CLEVELAND -- After playing the first six seasons of his career with the Minnesota Timberwolves, Kevin Love will play the Wolves as an opponent for the first time as a member of the Cleveland Cavaliers on Tuesday.
Love acknowledged the unique nature of the game following the Cavs' shootaround Tuesday morning, but said that the real test will come when Cleveland travels to play at Minnesota on Jan. 31.
"It always is a different feel, but I told [a reporter] the other day, it will probably be even more different when we head back and play them at Target Center," Love said. "So it's going to be another game tonight."
Wolves coach Flip Saunders said Monday that Minnesota fans will have a hard time forgiving Love for leaving -- even though he was technically traded.
"Minnesota people are pretty loyal. You turn on Minnesota, they don't forgive you," Saunders said. "So I think people probably appreciated him while he was here. But you leave under the terms that he did, just the way Minnesota people are, they're not pretty forgiving along those lines."
Love did not totally disagree with Saunders' assessment.
"I know when somebody leaves that they more often than not don't want to say good things about him," Love said. "I think that [Saunders] was right in a lot of ways, but at the same time I made a lot of great relationships in the Twin Cities that will carry on throughout my career and post career."
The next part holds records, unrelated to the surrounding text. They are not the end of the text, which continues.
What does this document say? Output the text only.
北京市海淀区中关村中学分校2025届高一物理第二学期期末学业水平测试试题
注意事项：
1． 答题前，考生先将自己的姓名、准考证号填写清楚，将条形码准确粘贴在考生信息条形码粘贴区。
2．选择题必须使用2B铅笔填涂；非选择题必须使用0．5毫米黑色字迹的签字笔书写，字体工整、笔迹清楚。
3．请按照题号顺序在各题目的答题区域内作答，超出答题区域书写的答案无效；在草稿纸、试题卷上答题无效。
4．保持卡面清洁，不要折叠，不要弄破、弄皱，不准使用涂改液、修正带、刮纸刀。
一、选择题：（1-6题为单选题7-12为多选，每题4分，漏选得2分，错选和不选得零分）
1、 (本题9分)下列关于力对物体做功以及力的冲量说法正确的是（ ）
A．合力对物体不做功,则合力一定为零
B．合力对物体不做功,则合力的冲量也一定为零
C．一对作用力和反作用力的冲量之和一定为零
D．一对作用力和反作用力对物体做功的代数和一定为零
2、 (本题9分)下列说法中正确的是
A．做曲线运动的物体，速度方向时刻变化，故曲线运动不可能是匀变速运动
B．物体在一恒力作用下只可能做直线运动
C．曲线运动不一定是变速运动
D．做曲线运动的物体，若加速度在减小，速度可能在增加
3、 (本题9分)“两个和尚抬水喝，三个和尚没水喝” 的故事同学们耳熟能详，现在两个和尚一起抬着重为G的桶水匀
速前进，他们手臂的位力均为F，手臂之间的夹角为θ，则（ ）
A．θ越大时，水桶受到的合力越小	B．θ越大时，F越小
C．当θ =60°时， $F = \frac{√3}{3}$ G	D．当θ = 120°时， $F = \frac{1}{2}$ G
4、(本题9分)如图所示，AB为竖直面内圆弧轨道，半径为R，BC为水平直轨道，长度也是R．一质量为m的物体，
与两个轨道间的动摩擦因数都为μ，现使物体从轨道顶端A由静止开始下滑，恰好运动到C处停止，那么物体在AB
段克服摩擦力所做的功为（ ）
Love was greeted on the court by former teammates Kevin Martin and Gorgui Dieng as the Cavs finished up shootaround at Quicken Loans Arena and the Wolves started theirs.
"I still have a lot of friends on the team, people I keep in touch with," Love said.
Love was a three-time All-Star in Minnesota while also being named the league's most improved player in 2010-11, but the Wolves failed to make the playoffs during his tenure. LeBron James said Love is already making up for his lack of postseason experience.
"I think he's learning every day what it means to go out and have a pressure game every single night when everyone is gunning for you," James said.
And despite Love's averages taking a dip from 26.1 points and 12.5 rebounds in 2013-14 to 16.8 points and 10.5 rebounds this season, James said Love's status in the league hasn't changed.
"He's still a star here," James said. "We all just want to win. That's it. That's all that matters."
Love was traded for two former No. 1 picks -- Andrew Wiggins and Anthony Bennett -- in a three-team deal also including Philadelphia. Love was asked about being inextricably linked to Wiggins for the rest of his career.
"I was traded on draft night, too," Love said, recalling how Memphis took him with the No. 5 pick and flipped him for O.J. Mayo, taken No. 3 by Minnesota. "That's all I really know of being linked to anyone. O.J. Mayo was somebody I played against at USC, somebody who was one of my rivals in high school. A guy I was always fighting for the top spot [against].
"So, here it's a little bit different. Wiggins was obviously drafted here, the No. 1 pick, and I think the Timberwolves got a very good player in him. He has a lot of chance with all the minutes and the guys hurt being able to show what he can do."
Wiggins averaged 15.5 points and 3.5 rebounds in four summer league games for the Cavs but never even made it to training camp with the team, as the Love trade was consummated in late August. Like Love, Wiggins downplayed Tuesday's matchup, calling it "just another game."
James knows all about playing against a former team. His matchups with the Cavs the past four seasons when he was with the Heat became must-see TV. And he'll feel the other side of the experience playing in Miami on Christmas Day.
He said Love is prepared to face the Wolves.
"I think he's ready for it," James said. "I know he's ready for it, for this opportunity. So, I never put too much pressure into it. I know it's great to go back out and compete against your former teammates, your former team. But I never put too much pressure on it."
Wiggins, James said, will face pressure all season being the rookie with perhaps the highest expectations placed upon him since James entered the league in 2003.
"You just got to be ready for it every night," James said. "People know that you're the No. 1 pick and they want to see how they can stack up against you or if you belong here. For me, I knew I could play the game of basketball. I knew I could play it because I could think it, as well. I just went out and played my game as a rookie and just went out and did the things I always learned and was taught as a young guy."